Thanks partly to his many contacts after multiple summers at Woods Hole and his post-doctoral labs, several prospective post-doctoral candidates are interviewing to work in his new lab. In preparation, he is optimizing the imaging for bacteria. He hopes to image non-standard bacteria and fungi that are just becoming genetically tractable.
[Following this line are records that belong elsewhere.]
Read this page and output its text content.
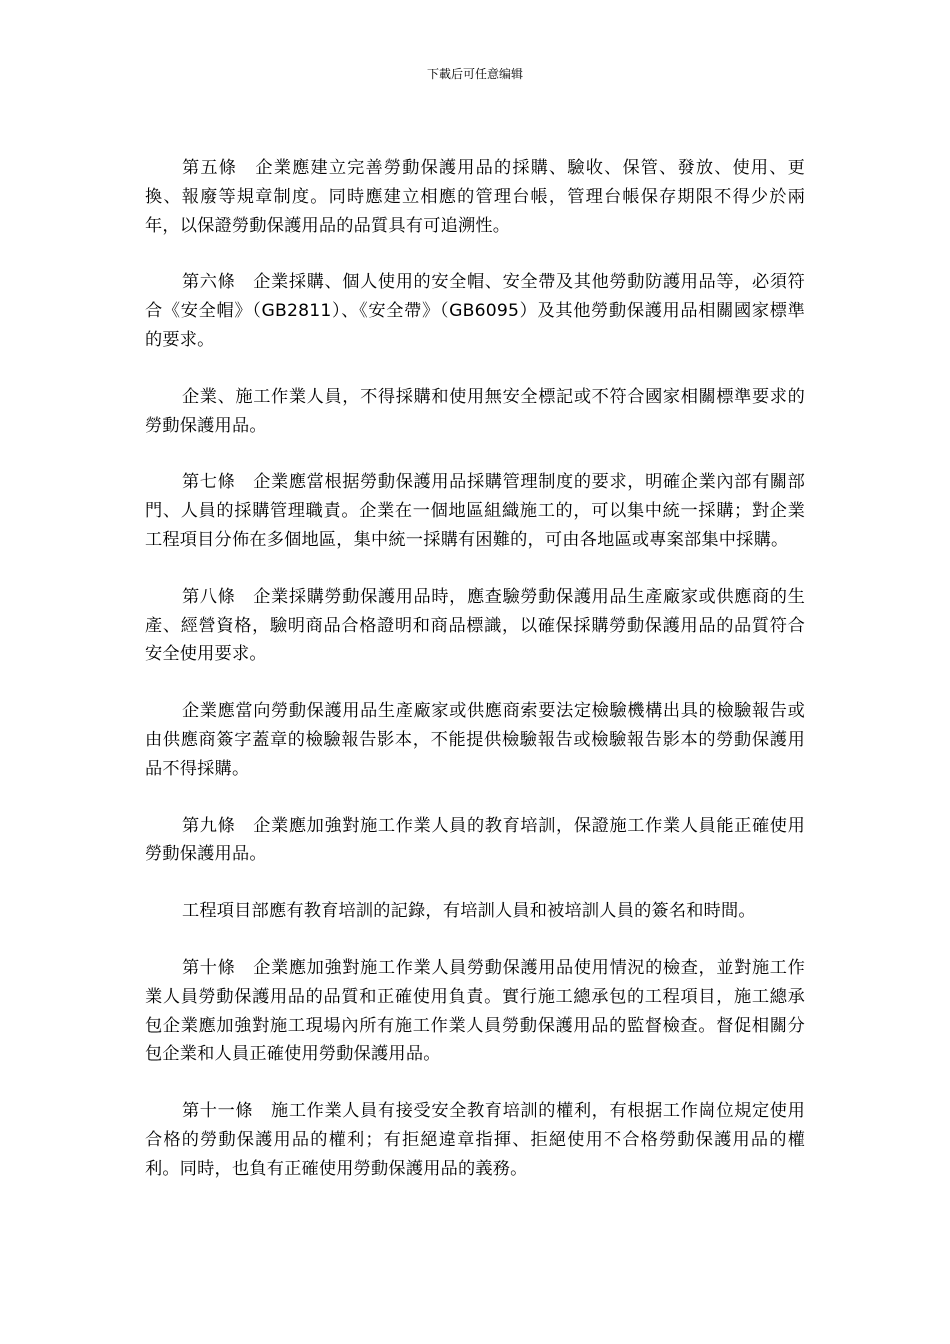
下載后可任意编辑

第五條　企業應建立完善勞動保護用品的採購、驗收、保管、發放、使用、更換、報廢等規章制度。同時應建立相應的管理台帳，管理台帳保存期限不得少於兩年，以保證勞動保護用品的品質具有可追溯性。

第六條　企業採購、個人使用的安全帽、安全帶及其他勞動防護用品等，必須符合《安全帽》（GB2811）、《安全帶》（GB6095）及其他勞動保護用品相關國家標準的要求。

企業、施工作業人員，不得採購和使用無安全標記或不符合國家相關標準要求的勞動保護用品。

第七條　企業應當根据勞動保護用品採購管理制度的要求，明確企業內部有關部門、人員的採購管理職責。企業在一個地區組織施工的，可以集中統一採購；對企業工程項目分佈在多個地區，集中統一採購有困難的，可由各地區或專案部集中採購。

第八條　企業採購勞動保護用品時，應查驗勞動保護用品生產廠家或供應商的生產、經營資格，驗明商品合格證明和商品標識，以確保採購勞動保護用品的品質符合安全使用要求。

企業應當向勞動保護用品生產廠家或供應商索要法定檢驗機構出具的檢驗報告或由供應商簽字蓋章的檢驗報告影本，不能提供檢驗報告或檢驗報告影本的勞動保護用品不得採購。

第九條　企業應加強對施工作業人員的教育培訓，保證施工作業人員能正確使用勞動保護用品。

工程項目部應有教育培訓的記錄，有培訓人員和被培訓人員的簽名和時間。

第十條　企業應加強對施工作業人員勞動保護用品使用情況的檢查，並對施工作業人員勞動保護用品的品質和正確使用負責。實行施工總承包的工程項目，施工總承包企業應加強對施工現場內所有施工作業人員勞動保護用品的監督檢查。督促相關分包企業和人員正確使用勞動保護用品。

第十一條　施工作業人員有接受安全教育培訓的權利，有根据工作崗位規定使用合格的勞動保護用品的權利；有拒絕違章指揮、拒絕使用不合格勞動保護用品的權利。同時，也負有正確使用勞動保護用品的義務。
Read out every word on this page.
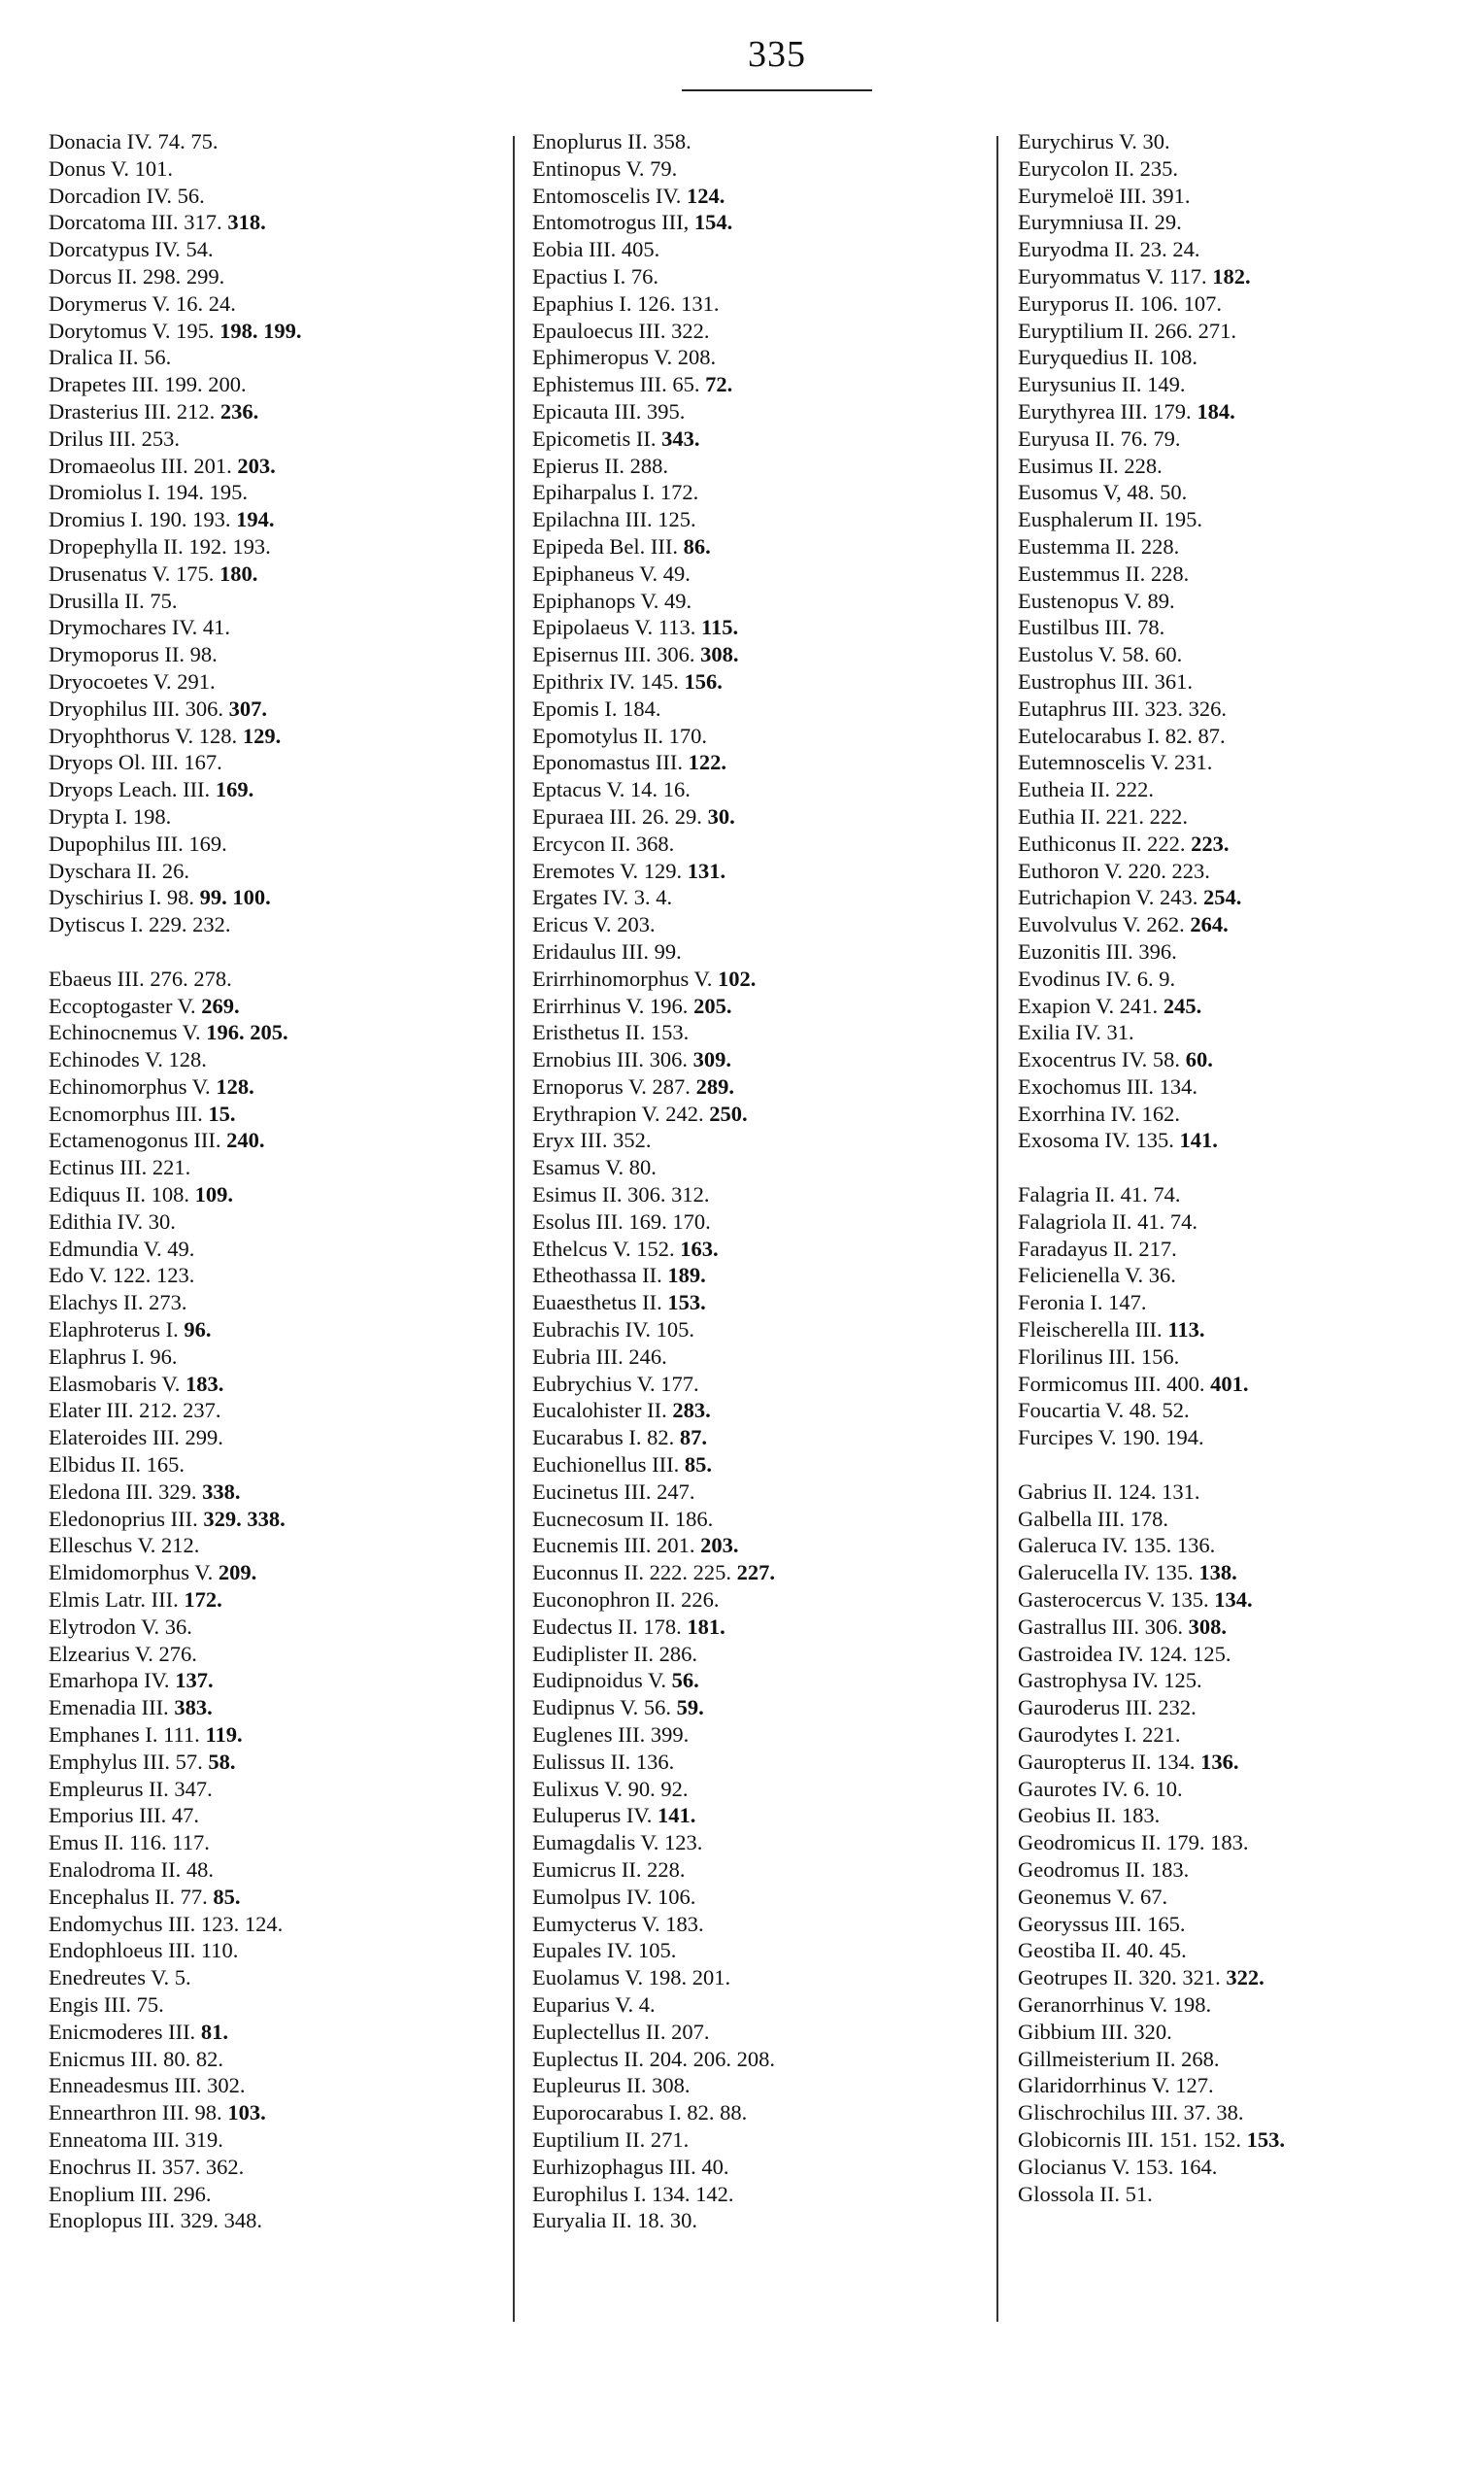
335
Donacia IV. 74. 75.
Donus V. 101.
Dorcadion IV. 56.
Dorcatoma III. 317. 318.
Dorcatypus IV. 54.
Dorcus II. 298. 299.
Dorymerus V. 16. 24.
Dorytomus V. 195. 198. 199.
Dralica II. 56.
Drapetes III. 199. 200.
Drasterius III. 212. 236.
Drilus III. 253.
Dromaeolus III. 201. 203.
Dromiolus I. 194. 195.
Dromius I. 190. 193. 194.
Dropephylla II. 192. 193.
Drusenatus V. 175. 180.
Drusilla II. 75.
Drymochares IV. 41.
Drymoporus II. 98.
Dryocoetes V. 291.
Dryophilus III. 306. 307.
Dryophthorus V. 128. 129.
Dryops Ol. III. 167.
Dryops Leach. III. 169.
Drypta I. 198.
Dupophilus III. 169.
Dyschara II. 26.
Dyschirius I. 98. 99. 100.
Dytiscus I. 229. 232.
Ebaeus III. 276. 278.
Eccoptogaster V. 269.
Echinocnemus V. 196. 205.
Echinodes V. 128.
Echinomorphus V. 128.
Ecnomorphus III. 15.
Ectamenogonus III. 240.
Ectinus III. 221.
Ediquus II. 108. 109.
Edithia IV. 30.
Edmundia V. 49.
Edo V. 122. 123.
Elachys II. 273.
Elaphroterus I. 96.
Elaphrus I. 96.
Elasmobaris V. 183.
Elater III. 212. 237.
Elateroides III. 299.
Elbidus II. 165.
Eledona III. 329. 338.
Eledonoprius III. 329. 338.
Elleschus V. 212.
Elmidomorphus V. 209.
Elmis Latr. III. 172.
Elytrodon V. 36.
Elzearius V. 276.
Emarhopa IV. 137.
Emenadia III. 383.
Emphanes I. 111. 119.
Emphylus III. 57. 58.
Empleurus II. 347.
Emporius III. 47.
Emus II. 116. 117.
Enalodroma II. 48.
Encephalus II. 77. 85.
Endomychus III. 123. 124.
Endophloeus III. 110.
Enedreutes V. 5.
Engis III. 75.
Enicmoderes III. 81.
Enicmus III. 80. 82.
Enneadesmus III. 302.
Ennearthron III. 98. 103.
Enneatoma III. 319.
Enochrus II. 357. 362.
Enoplium III. 296.
Enoplopus III. 329. 348.
Enoplurus II. 358.
Entinopus V. 79.
Entomoscelis IV. 124.
Entomotrogus III, 154.
Eobia III. 405.
Epactius I. 76.
Epaphius I. 126. 131.
Epauloecus III. 322.
Ephimeropus V. 208.
Ephistemus III. 65. 72.
Epicauta III. 395.
Epicometis II. 343.
Epierus II. 288.
Epiharpalus I. 172.
Epilachna III. 125.
Epipeda Bel. III. 86.
Epiphaneus V. 49.
Epiphanops V. 49.
Epipolaeus V. 113. 115.
Episernus III. 306. 308.
Epithrix IV. 145. 156.
Epomis I. 184.
Epomotylus II. 170.
Eponomastus III. 122.
Eptacus V. 14. 16.
Epuraea III. 26. 29. 30.
Ercycon II. 368.
Eremotes V. 129. 131.
Ergates IV. 3. 4.
Ericus V. 203.
Eridaulus III. 99.
Erirrhinomorphus V. 102.
Erirrhinus V. 196. 205.
Eristhetus II. 153.
Ernobius III. 306. 309.
Ernoporus V. 287. 289.
Erythrapion V. 242. 250.
Eryx III. 352.
Esamus V. 80.
Esimus II. 306. 312.
Esolus III. 169. 170.
Ethelcus V. 152. 163.
Etheothassa II. 189.
Euaesthetus II. 153.
Eubrachis IV. 105.
Eubria III. 246.
Eubrychius V. 177.
Eucalohister II. 283.
Eucarabus I. 82. 87.
Euchionellus III. 85.
Eucinetus III. 247.
Eucnecosum II. 186.
Eucnemis III. 201. 203.
Euconnus II. 222. 225. 227.
Euconophron II. 226.
Eudectus II. 178. 181.
Eudiplister II. 286.
Eudipnoidus V. 56.
Eudipnus V. 56. 59.
Euglenes III. 399.
Eulissus II. 136.
Eulixus V. 90. 92.
Euluperus IV. 141.
Eumagdalis V. 123.
Eumicrus II. 228.
Eumolpus IV. 106.
Eumycterus V. 183.
Eupales IV. 105.
Euolamus V. 198. 201.
Euparius V. 4.
Euplectellus II. 207.
Euplectus II. 204. 206. 208.
Eupleurus II. 308.
Euporocarabus I. 82. 88.
Euptilium II. 271.
Eurhizophagus III. 40.
Europhilus I. 134. 142.
Euryalia II. 18. 30.
Eurychirus V. 30.
Eurycolon II. 235.
Eurymeloë III. 391.
Eurymniusa II. 29.
Euryodma II. 23. 24.
Euryommatus V. 117. 182.
Euryporus II. 106. 107.
Euryptilium II. 266. 271.
Euryquedius II. 108.
Eurysunius II. 149.
Eurythyrea III. 179. 184.
Euryusa II. 76. 79.
Eusimus II. 228.
Eusomus V, 48. 50.
Eusphalerum II. 195.
Eustemma II. 228.
Eustemmus II. 228.
Eustenopus V. 89.
Eustilbus III. 78.
Eustolus V. 58. 60.
Eustrophus III. 361.
Eutaphrus III. 323. 326.
Eutelocarabus I. 82. 87.
Eutemnoscelis V. 231.
Eutheia II. 222.
Euthia II. 221. 222.
Euthiconus II. 222. 223.
Euthoron V. 220. 223.
Eutrichapion V. 243. 254.
Euvolvulus V. 262. 264.
Euzonitis III. 396.
Evodinus IV. 6. 9.
Exapion V. 241. 245.
Exilia IV. 31.
Exocentrus IV. 58. 60.
Exochomus III. 134.
Exorrhina IV. 162.
Exosoma IV. 135. 141.
Falagria II. 41. 74.
Falagriola II. 41. 74.
Faradayus II. 217.
Felicienella V. 36.
Feronia I. 147.
Fleischerella III. 113.
Florilinus III. 156.
Formicomus III. 400. 401.
Foucartia V. 48. 52.
Furcipes V. 190. 194.
Gabrius II. 124. 131.
Galbella III. 178.
Galeruca IV. 135. 136.
Galerucella IV. 135. 138.
Gasterocercus V. 135. 134.
Gastrallus III. 306. 308.
Gastroidea IV. 124. 125.
Gastrophysa IV. 125.
Gauroderus III. 232.
Gaurodytes I. 221.
Gauropterus II. 134. 136.
Gaurotes IV. 6. 10.
Geobius II. 183.
Geodromicus II. 179. 183.
Geodromus II. 183.
Geonemus V. 67.
Georyssus III. 165.
Geostiba II. 40. 45.
Geotrupes II. 320. 321. 322.
Geranorrhinus V. 198.
Gibbium III. 320.
Gillmeisterium II. 268.
Glaridorrhinus V. 127.
Glischrochilus III. 37. 38.
Globicornis III. 151. 152. 153.
Glocianus V. 153. 164.
Glossola II. 51.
“I really like the MCB department because it’s a hybrid of people working on such diverse problems – systems biology, structure, neuroscience, organismal biology, quantitative biology, and imaging. It’s rigorous, and friendly, and has lots of shared resources.” He hopes to add to those resources in time, especially on the imaging front.Still Poking Around
Garner’s extracurricular interests may also add some spark to the greater Boston area. In graduate school, he worked with False Profit Labs (a group of engineers, artists, computer kids, and biologists) to develop interactive sculptures: exploding hydrogen bubbles or sprays of fire pulsing to a person’s heartbeat. The sculptures were exhibited at festivals (including Burning Man and Coachella), NASA, and other places. Here in Boston, he and several others developed “Toxic Bloom,” a 5-foot high metal phage that shoots a 3-foot high, 4-inch wide column of fire that changes colors as people interact with it. If you raise your arms, it will turn from red to green, for example. “It’s educational for kids because it teaches about chemistry,” he says, although Boston fire and safety personnel still need some persuading on that front.
To fight occasional boredom (believe it or not) and to test the common wisdom that rents were rising in San Francisco, Garner began plotting rent data from Craigslist. The resulting heat map got some press (see boingboing and SFGate). He is now collecting data for a rent map of the Boston area. Given the news that rents here are rising, it could be another hit.